É com o coração cheio de clorofila e a mente nublada pelo vapor da panela que venho defender a nossa herança hortícola! Como ousam criticar as “boas intenções” de quem nos governa? Não percebem que a governação é como uma horta biológica? Não se faz sem estrume, e o resultado, por norma, é para enterrar.

Somos um país de nabos. Mas que falta de visão! O nabo não é um defeito, é um projeto estratégico. Se não temos agricultura de exportação, temos a “cultura de importação de nabice”. Portugal não é um país, é um caldo verde gigante onde todos boiamos, esperando que a chouriça do orçamento nos toque à porta (embora saibamos que a chouriça é sempre para os mesmos).

Dizem que o problema reside na “nabinha”, na semente. Pois eu digo que a semente é de ouro! Onde é que se encontra um povo que elege o Nabo A para se vingar do Nabo B, sabendo que ambos vêm do mesmo canteiro e partilham o mesmo adubo (pago por nós)? Isso não é estupidificação, é coerência gastronómica! Queremos que a sopa saiba sempre ao mesmo para não estranharmos o paladar da mediocridade.
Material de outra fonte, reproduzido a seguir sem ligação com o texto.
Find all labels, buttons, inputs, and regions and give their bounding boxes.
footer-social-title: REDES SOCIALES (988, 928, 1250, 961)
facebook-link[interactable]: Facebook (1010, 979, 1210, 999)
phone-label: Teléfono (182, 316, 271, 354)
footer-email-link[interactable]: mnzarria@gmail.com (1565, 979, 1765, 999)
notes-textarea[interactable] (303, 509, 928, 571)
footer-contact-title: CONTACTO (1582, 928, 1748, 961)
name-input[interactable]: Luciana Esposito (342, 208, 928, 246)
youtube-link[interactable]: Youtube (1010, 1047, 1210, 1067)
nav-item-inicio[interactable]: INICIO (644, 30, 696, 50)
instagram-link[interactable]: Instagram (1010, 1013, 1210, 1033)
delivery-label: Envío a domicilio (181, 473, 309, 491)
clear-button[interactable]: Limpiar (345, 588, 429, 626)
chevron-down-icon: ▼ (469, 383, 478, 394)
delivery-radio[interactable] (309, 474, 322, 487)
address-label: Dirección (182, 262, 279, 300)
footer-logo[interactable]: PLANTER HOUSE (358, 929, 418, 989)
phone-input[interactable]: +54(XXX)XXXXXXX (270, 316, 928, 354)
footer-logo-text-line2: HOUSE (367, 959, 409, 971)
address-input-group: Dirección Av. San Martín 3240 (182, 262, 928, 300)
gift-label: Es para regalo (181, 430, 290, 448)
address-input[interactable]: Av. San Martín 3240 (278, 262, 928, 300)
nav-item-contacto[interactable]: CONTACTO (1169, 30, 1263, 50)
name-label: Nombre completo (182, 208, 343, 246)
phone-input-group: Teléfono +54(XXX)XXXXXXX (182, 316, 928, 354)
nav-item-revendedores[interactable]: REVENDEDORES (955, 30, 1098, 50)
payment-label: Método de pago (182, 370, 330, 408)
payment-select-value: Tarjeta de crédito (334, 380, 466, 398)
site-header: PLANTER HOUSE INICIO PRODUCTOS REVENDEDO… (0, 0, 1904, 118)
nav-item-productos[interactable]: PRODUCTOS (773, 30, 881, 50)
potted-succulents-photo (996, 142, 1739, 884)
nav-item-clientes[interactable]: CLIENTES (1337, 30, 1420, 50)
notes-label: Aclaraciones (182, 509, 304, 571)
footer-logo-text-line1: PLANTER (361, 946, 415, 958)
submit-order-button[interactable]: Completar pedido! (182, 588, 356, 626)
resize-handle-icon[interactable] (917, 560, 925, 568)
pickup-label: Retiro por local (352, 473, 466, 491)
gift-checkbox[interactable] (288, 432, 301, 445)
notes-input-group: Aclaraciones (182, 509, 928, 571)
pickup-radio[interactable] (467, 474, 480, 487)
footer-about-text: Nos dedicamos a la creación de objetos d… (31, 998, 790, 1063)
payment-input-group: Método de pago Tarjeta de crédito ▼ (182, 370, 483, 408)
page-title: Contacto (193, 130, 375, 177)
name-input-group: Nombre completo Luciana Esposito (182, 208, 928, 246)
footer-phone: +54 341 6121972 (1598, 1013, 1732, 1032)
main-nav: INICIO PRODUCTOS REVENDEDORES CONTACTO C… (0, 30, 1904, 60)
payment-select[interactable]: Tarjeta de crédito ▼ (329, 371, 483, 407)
Vejamos as vantagens desta nossa “Brassica” sociedade:

1. Resiliência: O nabo cresce em qualquer lado, tal como o contribuinte português sobrevive a qualquer imposto.

2. Versatilidade: O Nabo 1 (o eleitor) é o único vegetal no mundo que vota para ser descascado e ainda agradece o “sentido de Estado” de quem segura a faca.

3. Ecologia: O nosso “nabal” é tão extenso que já nem precisamos de charadas de pré-campanha. Basta um cartaz com uma foto retocada e uma promessa murcha para a rama abanar de contentamento.

Criticar os “propósitos bem-intencionados” do Governo é um atentado contra a nossa biodiversidade. Se o que é “Nacional é bom”, então o nosso nabo é de denominação de origem protegida!

Parem de pensar! O pensamento é uma erva daninha que estraga a plantação. Sigamos o exemplo da nabinha: cresçamos espontaneamente, sem discernimento, e deixemo-nos cozer em lume brando até ficarmos bem tenrinhos. Afinal, no grande banquete da Europa, alguém tem de ser o acompanhamento que ninguém pediu, mas que todos esperam que esteja no prato.

Viva o Nabal! E, por favor, passem o sal, que a realidade está difícil de engolir.